Glycoconjugates cover the cell surface of all kingdoms of life, including viruses. Glycoconjugates are important as they can influence range of cellular functions such as cell growth, cell-cell interactions, immune defense, inflammation, viral and microbial infection. As such glycans play important roles in the pathogenesis of in range of pathogenic infections. The role of glycans in bacterial-host interactions is to produce proteins such as lectins, adhesins or toxins that attach to host's glycans that enable the bacteria to invade host tissues to cause disease. While in parasitic worms the role of glycans is more complex, they also produce lectins that enable disease progression but also their cell surface glycans perform important roles in immune evasion.

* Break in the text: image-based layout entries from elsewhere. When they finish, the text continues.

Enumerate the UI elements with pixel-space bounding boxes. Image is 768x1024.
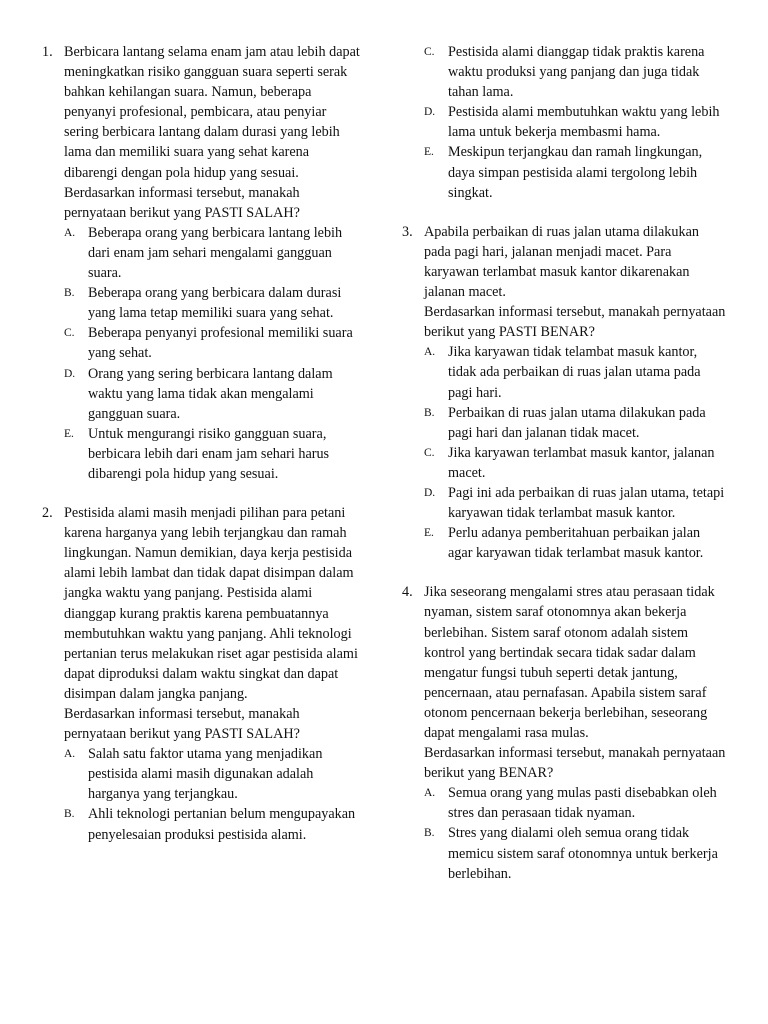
question-text: Pestisida alami masih menjadi pilihan para petani karena harganya yang lebih terjangkau dan ramah lingkungan. Namun demikian, daya kerja pestisida alami lebih lambat dan tidak dapat disimpan dalam jangka waktu yang panjang. Pestisida alami dianggap kurang praktis karena pembuatannya membutuhkan waktu yang panjang. Ahli teknologi pertanian terus melakukan riset agar pestisida alami dapat diproduksi dalam waktu singkat dan dapat disimpan dalam jangka panjang. xyxy=(64,505,358,702)
option-text: Untuk mengurangi risiko gangguan suara, berbicara lebih dari enam jam sehari harus dibarengi pola hidup yang sesuai. xyxy=(88,425,330,482)
question-4 xyxy=(402,582,726,883)
option-text: Semua orang yang mulas pasti disebabkan oleh stres dan perasaan tidak nyaman. xyxy=(448,785,717,822)
option-d[interactable] xyxy=(424,483,726,523)
question-number: 3. xyxy=(402,223,413,240)
option-a[interactable] xyxy=(424,342,726,402)
option-text: Pagi ini ada perbaikan di ruas jalan utama, tetapi karyawan tidak terlambat masuk kantor. xyxy=(448,484,725,522)
option-letter: D. xyxy=(424,106,436,119)
option-d[interactable] xyxy=(64,364,364,424)
question-text: Apabila perbaikan di ruas jalan utama dilakukan pada pagi hari, jalanan menjadi macet. Para karyawan terlambat masuk kantor dikarenakan jalanan macet. xyxy=(424,223,699,301)
option-list xyxy=(424,342,726,563)
question-2 xyxy=(42,503,364,845)
option-text: Perbaikan di ruas jalan utama dilakukan pada pagi hari dan jalanan tidak macet. xyxy=(448,404,706,441)
option-list-continued xyxy=(424,42,726,203)
option-letter: B. xyxy=(64,808,75,821)
option-b[interactable] xyxy=(64,283,364,323)
option-a[interactable] xyxy=(64,744,364,804)
question-prompt: Berdasarkan informasi tersebut, manakah pernyataan berikut yang PASTI BENAR? xyxy=(424,304,726,341)
option-text: Ahli teknologi pertanian belum mengupayakan penyelesaian produksi pestisida alami. xyxy=(88,806,356,843)
option-text: Jika karyawan terlambat masuk kantor, jalanan macet. xyxy=(448,444,715,481)
option-text: Pestisida alami membutuhkan waktu yang lebih lama untuk bekerja membasmi hama. xyxy=(448,104,720,141)
question-number: 2. xyxy=(42,505,53,522)
right-column xyxy=(402,42,726,884)
option-text: Beberapa orang yang berbicara dalam durasi yang lama tetap memiliki suara yang sehat. xyxy=(88,285,342,322)
option-a[interactable] xyxy=(64,223,364,283)
option-text: Beberapa penyanyi profesional memiliki suara yang sehat. xyxy=(88,325,353,362)
option-e[interactable] xyxy=(424,142,726,202)
option-letter: A. xyxy=(64,748,76,761)
option-letter: E. xyxy=(64,427,74,440)
option-letter: B. xyxy=(424,406,435,419)
option-text: Stres yang dialami oleh semua orang tidak memicu sistem saraf otonomnya untuk berkerja berlebihan. xyxy=(448,825,718,882)
option-list xyxy=(64,223,364,484)
option-letter: C. xyxy=(64,327,75,340)
option-text: Orang yang sering berbicara lantang dalam waktu yang lama tidak akan mengalami gangguan suara. xyxy=(88,365,333,422)
option-text: Jika karyawan tidak telambat masuk kantor, tidak ada perbaikan di ruas jalan utama pada pagi hari. xyxy=(448,344,701,401)
option-list xyxy=(64,744,364,844)
option-text: Meskipun terjangkau dan ramah lingkungan, daya simpan pestisida alami tergolong lebih singkat. xyxy=(448,144,703,201)
option-text: Pestisida alami dianggap tidak praktis karena waktu produksi yang panjang dan juga tidak tahan lama. xyxy=(448,44,705,101)
question-text: Berbicara lantang selama enam jam atau lebih dapat meningkatkan risiko gangguan suara seperti serak bahkan kehilangan suara. Namun, beberapa penyanyi profesional, pembicara, atau penyiar sering berbicara lantang dalam durasi yang lebih lama dan memiliki suara yang sehat karena dibarengi dengan pola hidup yang sesuai. xyxy=(64,44,360,181)
option-e[interactable] xyxy=(64,424,364,484)
option-e[interactable] xyxy=(424,523,726,563)
question-text: Jika seseorang mengalami stres atau perasaan tidak nyaman, sistem saraf otonomnya akan bekerja berlebihan. Sistem saraf otonom adalah sistem kontrol yang bertindak secara tidak sadar dalam mengatur fungsi tubuh seperti detak jantung, pencernaan, atau pernafasan. Apabila sistem saraf otonom pencernaan bekerja berlebihan, seseorang dapat mengalami rasa mulas. xyxy=(424,584,715,741)
option-list xyxy=(424,783,726,883)
question-number: 4. xyxy=(402,584,413,601)
option-letter: A. xyxy=(64,226,76,239)
option-letter: A. xyxy=(424,346,436,359)
option-c[interactable] xyxy=(424,443,726,483)
question-prompt: Berdasarkan informasi tersebut, manakah pernyataan berikut yang PASTI SALAH? xyxy=(64,184,300,221)
question-prompt: Berdasarkan informasi tersebut, manakah pernyataan berikut yang PASTI SALAH? xyxy=(64,706,300,743)
option-c[interactable] xyxy=(64,323,364,363)
option-letter: D. xyxy=(64,367,76,380)
question-prompt: Berdasarkan informasi tersebut, manakah pernyataan berikut yang BENAR? xyxy=(424,745,726,782)
option-letter: A. xyxy=(424,787,436,800)
option-letter: D. xyxy=(424,486,436,499)
option-letter: E. xyxy=(424,146,434,159)
option-letter: C. xyxy=(424,46,435,58)
left-column xyxy=(42,42,364,845)
option-text: Beberapa orang yang berbicara lantang lebih dari enam jam sehari mengalami gangguan suara. xyxy=(88,224,343,282)
option-text: Salah satu faktor utama yang menjadikan pestisida alami masih digunakan adalah harganya yang terjangkau. xyxy=(88,746,323,803)
option-letter: E. xyxy=(424,527,434,540)
question-1 xyxy=(42,42,364,484)
question-3 xyxy=(402,222,726,564)
option-c[interactable] xyxy=(424,42,726,102)
option-d[interactable] xyxy=(424,102,726,142)
option-a[interactable] xyxy=(424,783,726,823)
question-number: 1. xyxy=(42,44,53,60)
option-letter: B. xyxy=(424,827,435,840)
option-letter: C. xyxy=(424,446,435,459)
option-letter: B. xyxy=(64,287,75,300)
option-text: Perlu adanya pemberitahuan perbaikan jalan agar karyawan tidak terlambat masuk kantor. xyxy=(448,525,704,562)
option-b[interactable] xyxy=(424,403,726,443)
option-b[interactable] xyxy=(64,804,364,844)
option-b[interactable] xyxy=(424,823,726,883)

Conversely, Mammalian innate immunity carries a substantial burden of the defense function against pathogens and, therefore, it has evolved a range of receptors to detect these pathogens and defeat them. These receptors are termed pattern recognition receptors (PRR) which bind microbial surface molecules such as LPS and peptidoglycan in the process of non-self recognition. In particular, a range of lectins, a large family of proteins that bind glycans such as dectin-1 and mannose-binding protein are PRRs. However, mammalian hosts also express several lectins such as selectins and siglec that recognize self-glycans to tether leukocytes to endothelium and regulate signaling in leukocytes. Recently it has become increasingly clear that there are several lectins that cannot be exclusively segregated into lectins that recognize self or non-self glycans. This paradox highlights how little we know about host lectin repertoire. Our knowledge of the structural and biophysical aspects of host and pathogen glycan moieties and their interactions is fragmentary and warrants further investigation to understand their role in innate immunity.